On April 2, Beauchamp was back to share the good news that "ISIS just suffered its worst defeat yet — losing the Iraqi city of Tikrit." If that wasn't enough optimism for you, a section heading a few paragraphs into the story proclaimed, "Tikrit shows that ISIS is losing in Iraq."
Johnny Harris and Beauchamp returned again on April 15 with a follow-up: "ISIS is losing. Watch how and why it's happening." Once again, right out of the gate, the authors announce that "the group is being turned back in Iraq" because the Iraq army, Shia militias, and "an international air power coalition" are "retaking territory." To back up these cheerful assertions, Harris and Beauchamp offer a slick embedded 3-minute video that assures viewers that the movement is in retreat.
Super-hawk Sen.

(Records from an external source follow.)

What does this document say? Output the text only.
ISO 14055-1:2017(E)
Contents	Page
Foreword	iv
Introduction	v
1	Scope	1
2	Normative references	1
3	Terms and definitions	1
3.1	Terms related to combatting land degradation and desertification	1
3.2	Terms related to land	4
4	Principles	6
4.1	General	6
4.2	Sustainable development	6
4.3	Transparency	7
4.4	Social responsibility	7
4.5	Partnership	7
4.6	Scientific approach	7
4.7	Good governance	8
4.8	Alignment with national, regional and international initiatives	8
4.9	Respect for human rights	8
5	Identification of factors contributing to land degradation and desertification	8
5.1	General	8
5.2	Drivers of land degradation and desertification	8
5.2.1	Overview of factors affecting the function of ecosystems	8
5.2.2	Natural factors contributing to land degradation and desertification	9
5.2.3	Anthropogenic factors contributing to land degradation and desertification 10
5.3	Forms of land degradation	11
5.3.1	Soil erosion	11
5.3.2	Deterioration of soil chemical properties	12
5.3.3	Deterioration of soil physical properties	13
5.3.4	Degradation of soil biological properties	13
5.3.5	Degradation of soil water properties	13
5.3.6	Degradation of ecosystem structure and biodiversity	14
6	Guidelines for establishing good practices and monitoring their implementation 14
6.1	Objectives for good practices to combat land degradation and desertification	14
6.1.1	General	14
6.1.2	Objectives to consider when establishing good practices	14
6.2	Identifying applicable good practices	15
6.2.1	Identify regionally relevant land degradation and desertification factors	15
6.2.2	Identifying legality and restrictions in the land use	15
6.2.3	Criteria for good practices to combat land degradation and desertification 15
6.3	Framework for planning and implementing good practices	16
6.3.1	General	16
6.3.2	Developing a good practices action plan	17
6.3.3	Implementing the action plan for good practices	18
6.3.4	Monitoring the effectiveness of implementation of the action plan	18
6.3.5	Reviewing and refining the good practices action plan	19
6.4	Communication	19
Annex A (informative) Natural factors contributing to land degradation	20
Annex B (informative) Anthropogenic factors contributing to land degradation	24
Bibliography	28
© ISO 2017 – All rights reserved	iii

Tom Cotton (R-Ark.) provided a new occasion to drive home the point in early May when he declared on CNN that "the Islamic State seems to be winning now." This prompted Beauchamp to respond, in yet another piece, "This is, in fact, the exact opposite of what is occurring." The evidence Beauchamp provided to back up the assertion sounded utterly convincing.
Until 11 days later, that is. That's when ISIS took Ramadi, capital of Anbar province in Iraq — and shortly thereafter, on another front, the ancient city of Palmyra in Syria.
Vox's string of Panglossian stories looks pretty embarrassing right now. ISIS wasn't losing three months ago, and it certainly isn't losing now. That doesn't mean it's winning either. But it does mean that the truth is more complicated than Vox has consistently made it seem. Which also means that its "explainers" about ISIS have been more like a disinformation campaign launched by a propaganda ministry than a series of illuminating articles published by a website that's genuinely devoted to news-gathering and policy analysis.
This is precisely the same sort of blunder that conservative news outlets made over and over again from 2004 to 2006, when denial about the Iraq insurgency became clinical. That an explicitly liberal website would engage in its own one-sided team-building exercise is hardly surprising.
What is surprising is that such a website would continue to portray itself as positioned above and beyond the partisan fray.